Tornhill has created a command-line tool that allows to create certain reports from a Git repository. He uses this tool to create visualizations of patterns in a code base. Every step can be reproduced by the reader, if he or she wishes.
The book not only explains the visualized metrics but also goes into detail about how they can be interpreted.
The book describes a wealth of interesting code metrics and techniques to visualize those metrics in a way that allows to get the most out of them.
What’s different from other books about code metrics is that all metrics explained in the book are extracted from a Git repository, which has a lot more information that just the code itself.
In summary, I found the metrics explained in the book very interesting.
The book is written in a very conversational style, making it easy to read. It has rather short chapters with a lot of helpful visualizations, making it possible to read a chapter in a short amount of time.
If you want to execute the code examples on your own machine to create the visualizations yourself, you need a bit more time, though (I actually didn’t do it).
The book starts with finding finding hotspots of a certain metric (like complexity, for instance) and visualizing them in a 3-dimensional city map in order to get a sense of the metric’s distribution within your code base. Ironically, this is exactly what a student of me did in his bachelor’s thesis based on coderadar, a tool I’ve started (but never completed) a couple years ago.

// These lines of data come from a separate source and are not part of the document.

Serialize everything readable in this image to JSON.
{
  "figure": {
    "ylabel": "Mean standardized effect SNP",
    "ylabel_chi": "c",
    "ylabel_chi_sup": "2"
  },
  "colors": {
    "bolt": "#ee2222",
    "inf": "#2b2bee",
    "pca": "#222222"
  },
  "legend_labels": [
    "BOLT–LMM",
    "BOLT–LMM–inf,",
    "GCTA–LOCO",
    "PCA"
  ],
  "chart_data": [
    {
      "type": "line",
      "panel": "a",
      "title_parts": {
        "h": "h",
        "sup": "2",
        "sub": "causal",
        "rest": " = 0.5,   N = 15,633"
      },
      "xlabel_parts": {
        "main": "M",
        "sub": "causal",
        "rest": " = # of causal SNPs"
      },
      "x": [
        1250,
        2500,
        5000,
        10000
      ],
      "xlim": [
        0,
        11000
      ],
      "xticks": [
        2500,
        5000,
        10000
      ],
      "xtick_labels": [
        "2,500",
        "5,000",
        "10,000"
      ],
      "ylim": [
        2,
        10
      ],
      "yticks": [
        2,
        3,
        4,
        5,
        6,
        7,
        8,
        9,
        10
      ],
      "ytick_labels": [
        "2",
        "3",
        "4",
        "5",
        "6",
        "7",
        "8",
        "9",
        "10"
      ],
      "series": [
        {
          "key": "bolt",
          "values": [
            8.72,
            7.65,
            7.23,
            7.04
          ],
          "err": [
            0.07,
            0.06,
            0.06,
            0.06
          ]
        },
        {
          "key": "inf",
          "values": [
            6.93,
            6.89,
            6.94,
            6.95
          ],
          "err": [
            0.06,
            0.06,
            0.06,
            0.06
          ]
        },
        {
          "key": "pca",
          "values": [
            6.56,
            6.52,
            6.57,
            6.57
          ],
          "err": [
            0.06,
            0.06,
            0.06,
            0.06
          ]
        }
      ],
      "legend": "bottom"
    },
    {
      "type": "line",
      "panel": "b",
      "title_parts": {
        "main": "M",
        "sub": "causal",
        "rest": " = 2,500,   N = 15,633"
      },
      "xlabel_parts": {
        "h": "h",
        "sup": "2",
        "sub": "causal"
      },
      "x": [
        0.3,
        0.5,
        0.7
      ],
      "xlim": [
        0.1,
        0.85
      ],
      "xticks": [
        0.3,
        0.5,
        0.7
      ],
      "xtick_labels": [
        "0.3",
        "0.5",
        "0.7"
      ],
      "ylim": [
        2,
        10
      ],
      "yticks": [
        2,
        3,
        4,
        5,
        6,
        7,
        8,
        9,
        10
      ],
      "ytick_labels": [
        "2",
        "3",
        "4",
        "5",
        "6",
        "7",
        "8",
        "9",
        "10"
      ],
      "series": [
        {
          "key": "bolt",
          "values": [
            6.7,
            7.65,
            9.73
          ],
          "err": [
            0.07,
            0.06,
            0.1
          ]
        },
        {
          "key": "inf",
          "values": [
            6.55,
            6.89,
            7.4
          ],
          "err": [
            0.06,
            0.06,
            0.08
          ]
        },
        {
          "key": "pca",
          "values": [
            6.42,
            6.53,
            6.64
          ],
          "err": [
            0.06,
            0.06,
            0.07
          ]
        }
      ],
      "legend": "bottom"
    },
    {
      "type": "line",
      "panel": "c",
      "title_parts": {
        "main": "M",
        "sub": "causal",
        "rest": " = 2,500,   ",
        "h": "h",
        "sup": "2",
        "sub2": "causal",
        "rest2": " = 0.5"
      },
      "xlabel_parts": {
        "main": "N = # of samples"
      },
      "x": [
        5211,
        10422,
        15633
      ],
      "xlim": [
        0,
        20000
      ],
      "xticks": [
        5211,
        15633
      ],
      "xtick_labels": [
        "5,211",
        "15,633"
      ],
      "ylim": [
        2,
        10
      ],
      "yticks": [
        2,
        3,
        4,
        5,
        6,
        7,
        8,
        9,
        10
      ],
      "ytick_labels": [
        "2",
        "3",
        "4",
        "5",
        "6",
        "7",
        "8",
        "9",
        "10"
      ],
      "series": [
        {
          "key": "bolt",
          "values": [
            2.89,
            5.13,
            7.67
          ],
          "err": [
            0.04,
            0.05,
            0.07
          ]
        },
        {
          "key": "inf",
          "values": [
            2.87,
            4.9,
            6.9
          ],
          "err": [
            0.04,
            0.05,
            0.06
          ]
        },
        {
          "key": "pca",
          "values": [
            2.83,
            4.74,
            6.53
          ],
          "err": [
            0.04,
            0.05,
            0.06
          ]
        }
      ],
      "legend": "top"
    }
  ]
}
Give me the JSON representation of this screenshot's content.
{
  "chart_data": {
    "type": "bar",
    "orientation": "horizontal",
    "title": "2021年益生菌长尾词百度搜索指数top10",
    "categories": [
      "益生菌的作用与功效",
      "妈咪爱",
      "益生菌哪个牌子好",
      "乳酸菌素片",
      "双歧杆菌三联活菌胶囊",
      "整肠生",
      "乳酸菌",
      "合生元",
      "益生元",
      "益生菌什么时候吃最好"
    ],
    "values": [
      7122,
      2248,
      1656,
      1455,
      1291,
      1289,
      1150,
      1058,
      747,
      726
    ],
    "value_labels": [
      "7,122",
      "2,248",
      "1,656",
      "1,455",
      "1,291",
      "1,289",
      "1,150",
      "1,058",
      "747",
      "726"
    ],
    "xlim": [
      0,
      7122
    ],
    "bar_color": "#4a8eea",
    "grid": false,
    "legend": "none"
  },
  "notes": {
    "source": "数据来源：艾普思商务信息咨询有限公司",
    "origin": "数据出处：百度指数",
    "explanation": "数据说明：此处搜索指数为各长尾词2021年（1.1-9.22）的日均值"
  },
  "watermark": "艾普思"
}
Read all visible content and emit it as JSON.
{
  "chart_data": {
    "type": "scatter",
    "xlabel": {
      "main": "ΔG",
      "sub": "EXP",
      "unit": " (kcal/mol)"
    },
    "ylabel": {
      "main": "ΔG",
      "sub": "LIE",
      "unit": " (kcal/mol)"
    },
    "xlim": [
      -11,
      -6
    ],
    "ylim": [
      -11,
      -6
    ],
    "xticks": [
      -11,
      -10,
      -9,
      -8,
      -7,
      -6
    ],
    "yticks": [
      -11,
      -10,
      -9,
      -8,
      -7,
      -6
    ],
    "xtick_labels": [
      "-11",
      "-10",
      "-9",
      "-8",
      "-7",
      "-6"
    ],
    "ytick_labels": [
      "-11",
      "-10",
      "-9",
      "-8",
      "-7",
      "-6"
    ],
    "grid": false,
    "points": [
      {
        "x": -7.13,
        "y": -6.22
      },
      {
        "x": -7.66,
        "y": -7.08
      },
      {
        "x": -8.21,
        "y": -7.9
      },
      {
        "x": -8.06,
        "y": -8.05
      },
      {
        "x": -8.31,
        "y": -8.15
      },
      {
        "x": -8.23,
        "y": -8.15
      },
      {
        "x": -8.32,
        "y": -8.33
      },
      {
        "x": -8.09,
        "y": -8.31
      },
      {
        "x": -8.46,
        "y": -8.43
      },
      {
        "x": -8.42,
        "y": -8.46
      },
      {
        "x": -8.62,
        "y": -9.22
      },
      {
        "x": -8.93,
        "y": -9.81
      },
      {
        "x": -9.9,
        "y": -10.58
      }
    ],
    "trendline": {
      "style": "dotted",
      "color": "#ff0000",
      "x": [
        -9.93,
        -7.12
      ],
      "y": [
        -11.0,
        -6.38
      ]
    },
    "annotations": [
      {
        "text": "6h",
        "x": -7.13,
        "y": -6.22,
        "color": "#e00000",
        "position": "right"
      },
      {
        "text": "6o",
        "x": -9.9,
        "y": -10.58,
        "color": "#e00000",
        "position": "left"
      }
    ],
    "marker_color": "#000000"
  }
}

The book then describes how to extract data from a Git repository to create line diagrams that show the trend of a metric over time.
An interesting concept is the metric of temporal coupling, i.e. how often certain parts of the code are modified together. This can be used to find unintended couplings in the codebase.
Simple, but still interesting, was the use of a word cloud of commit messages to get a sense of what’s happening in the codebase.
In the last part, the book goes into organizational metrics like the number of authors on a certain part of the code within a certain time frame. Assuming that a high number of authors means a high probability of defects, this metric can point out spots in the code that deserve attention.
Later, the book also introduces the similar concept of code churn, meaning the degree of change of a certain part of the code. The more lines are added or deleted in a certain file, the higher its code churn.
A Git repository also provides information about the knowledge distribution within a team. The books explains how to create a knowledge distribution map of a codebase, showing which authors know about which parts of the code. What’s even more interesting is to visualize knowledge loss, i.e. which parts of the code have not been touched by an active developer within a certain time frame.
The only thing I didn’t really like about the book was that the analogies between criminal investigation and code analysis seemed a little far-fetched to me in many places. Here and there, Tornhill writes a couple of pages about criminal psychology and investigation techniques that, in my opinion, don’t have that much to do with the code metrics he discussed afterwards.
For me, the gems within the book are the code metrics, not the connection to criminal investigation. But I don’t like crime shows in TV much, either… .
Your Code as a Crime Scene introduces very interesting code metrics, so if you’re interested in measuring or visualizing code, this book is definitely worth to spend your time on.
The book is very hands-on in that it provides step-by-step examples you can follow to create visualizations of your own codebase, so it’s even more worthwhile if you want to actively analyze a certain codebase.